Thank you for your critical review we have adapted the manuscript accordingly.

Author Response File: Author Response.pdf

Reviewer 2 Report

This manuscript investigated whether the amino acids (glutamine, leucine, proline, histidine, glutamate and tryptophan) could stimulate APOA-I production that may help to increase HDL and prevent cardiovascular diseases. There are some comments for the authors.

1. HepG2 is a liver carcinoma cell line and cancer cells usually have distinct metabolic behavior. The results in this study cannot resemble the effects of these amino acids in normal hepatic cells. Is there any normal hepatic cells can be applied in this study to prove that normal liver cells present the same results as HepG2 did.
2. Luciferase assay to determine PPARα transactivation is not a direct evidence to prove that tryptophan and histidine regulate APOA-1 production via PPARa. A PPARa inhibitor group should be added to observe whether the inhibitor could block APOA-1 production.
3. The time of treatment for 48 hours may be too long to observe mTOR phosphorylation. Did the authors observe the phosphorylation at different time points?
4. Figure 5 and figure 9, how many repeats of the western blotting were performed? How to confirm that the results from one-time experiment could be trusted? The blots should be quantified.
5. How many repeats were performed in figure 6? There is no standard deviation on the bars.

Author Response

Thank you for your critical review we have adapted the manuscript accordingly.

Author Response File: Author Response.pdf

Round 2

Reviewer 1 Report

The authors have edited the manuscript according to comments. I agree with the edits and particularly like the approach of removing the mature ApoA1 results. the line numbering in the formatted version that I received does not correspond to the line references in the responses and there are some lines missing and could not find the statement the authors included in the main text regarding future directions related to mature ApoA1 secretion (minor technical issue, probably journal formatting issue).

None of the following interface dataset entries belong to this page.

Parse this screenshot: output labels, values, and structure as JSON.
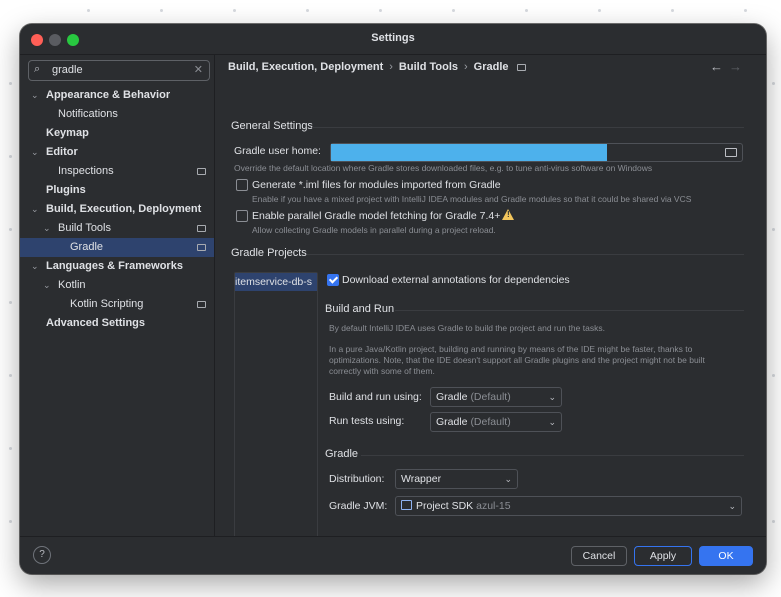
{
  "window": {
    "title": "Settings"
  },
  "search": {
    "value": "gradle"
  },
  "tree": [
    {
      "label": "Appearance & Behavior",
      "bold": true,
      "expanded": true,
      "level": 0
    },
    {
      "label": "Notifications",
      "bold": false,
      "level": 1
    },
    {
      "label": "Keymap",
      "bold": true,
      "level": 0
    },
    {
      "label": "Editor",
      "bold": true,
      "expanded": true,
      "level": 0
    },
    {
      "label": "Inspections",
      "bold": false,
      "level": 1,
      "pinned": true
    },
    {
      "label": "Plugins",
      "bold": true,
      "level": 0
    },
    {
      "label": "Build, Execution, Deployment",
      "bold": true,
      "expanded": true,
      "level": 0
    },
    {
      "label": "Build Tools",
      "bold": false,
      "expanded": true,
      "level": 1,
      "pinned": true
    },
    {
      "label": "Gradle",
      "bold": false,
      "level": 2,
      "pinned": true,
      "selected": true
    },
    {
      "label": "Languages & Frameworks",
      "bold": true,
      "expanded": true,
      "level": 0
    },
    {
      "label": "Kotlin",
      "bold": false,
      "expanded": true,
      "level": 1
    },
    {
      "label": "Kotlin Scripting",
      "bold": false,
      "level": 2,
      "pinned": true
    },
    {
      "label": "Advanced Settings",
      "bold": true,
      "level": 0
    }
  ],
  "breadcrumb": [
    "Build, Execution, Deployment",
    "Build Tools",
    "Gradle"
  ],
  "general": {
    "title": "General Settings",
    "user_home_label": "Gradle user home:",
    "user_home_hint": "Override the default location where Gradle stores downloaded files, e.g. to tune anti-virus software on Windows",
    "iml_label": "Generate *.iml files for modules imported from Gradle",
    "iml_checked": false,
    "iml_hint": "Enable if you have a mixed project with IntelliJ IDEA modules and Gradle modules so that it could be shared via VCS",
    "parallel_label": "Enable parallel Gradle model fetching for Gradle 7.4+",
    "parallel_checked": false,
    "parallel_hint": "Allow collecting Gradle models in parallel during a project reload."
  },
  "projects": {
    "title": "Gradle Projects",
    "items": [
      "itemservice-db-s"
    ],
    "download_annotations_label": "Download external annotations for dependencies",
    "download_annotations_checked": true
  },
  "build_run": {
    "title": "Build and Run",
    "desc1": "By default IntelliJ IDEA uses Gradle to build the project and run the tasks.",
    "desc2": "In a pure Java/Kotlin project, building and running by means of the IDE might be faster, thanks to optimizations. Note, that the IDE doesn't support all Gradle plugins and the project might not be built correctly with some of them.",
    "build_using_label": "Build and run using:",
    "build_using_value": "Gradle",
    "build_using_suffix": "(Default)",
    "tests_using_label": "Run tests using:",
    "tests_using_value": "Gradle",
    "tests_using_suffix": "(Default)"
  },
  "gradle": {
    "title": "Gradle",
    "distribution_label": "Distribution:",
    "distribution_value": "Wrapper",
    "jvm_label": "Gradle JVM:",
    "jvm_value": "Project SDK",
    "jvm_suffix": "azul-15"
  },
  "footer": {
    "help": "?",
    "cancel": "Cancel",
    "apply": "Apply",
    "ok": "OK"
  },
  "colors": {
    "accent": "#3574f0",
    "selection": "#2e436e",
    "path_highlight": "#4db1ec",
    "warning": "#f2c55c"
  }
}
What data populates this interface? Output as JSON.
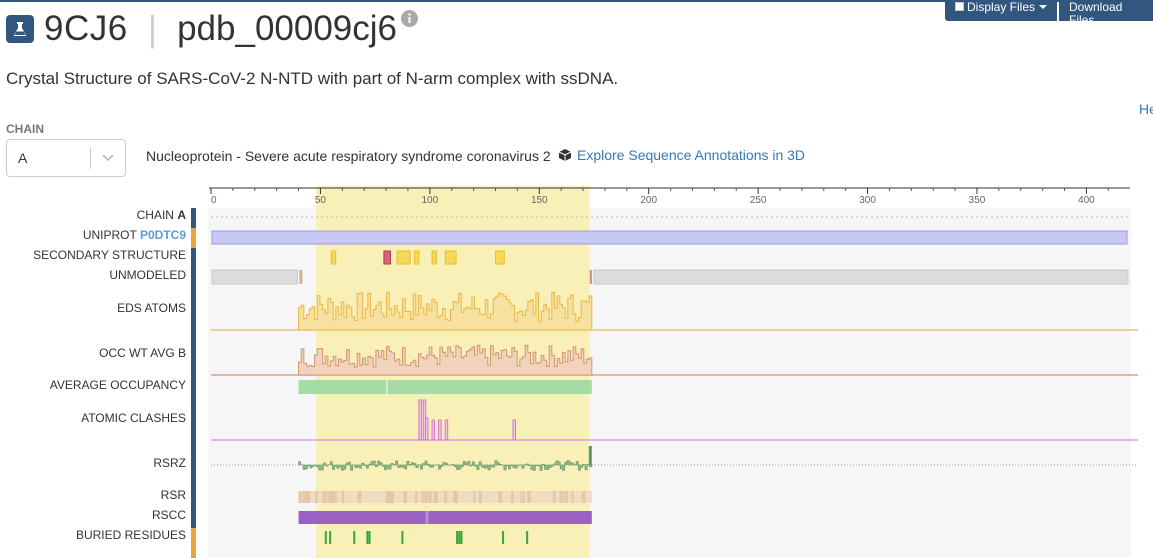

It is understandable that the goal was to see if mTOR has the potential to regulate ApoA1 production. However, total and phosphorylated mTOR is a key result to understanding the mechanism by which the aminoacids regulate pro-ApoA1 secretion. so, I still think repeating these experiments would confirm the inhibitory effect upon activation of mTOR, and for the aminoacids would confirm at least histidine's effect upon ApoA1 expression and PPARa transactivation. I would ask editors to allow more time for the performance of these experiments.

Author Response

Thank you for the comments we repeated some experiments as requested and adapted the manuscript accordingly.

Author Response File: Author Response.docx

Reviewer 2 Report

I have no further comment.

Author Response

Thank you for accepting our paper. You clearly helpt us improving the manuscript.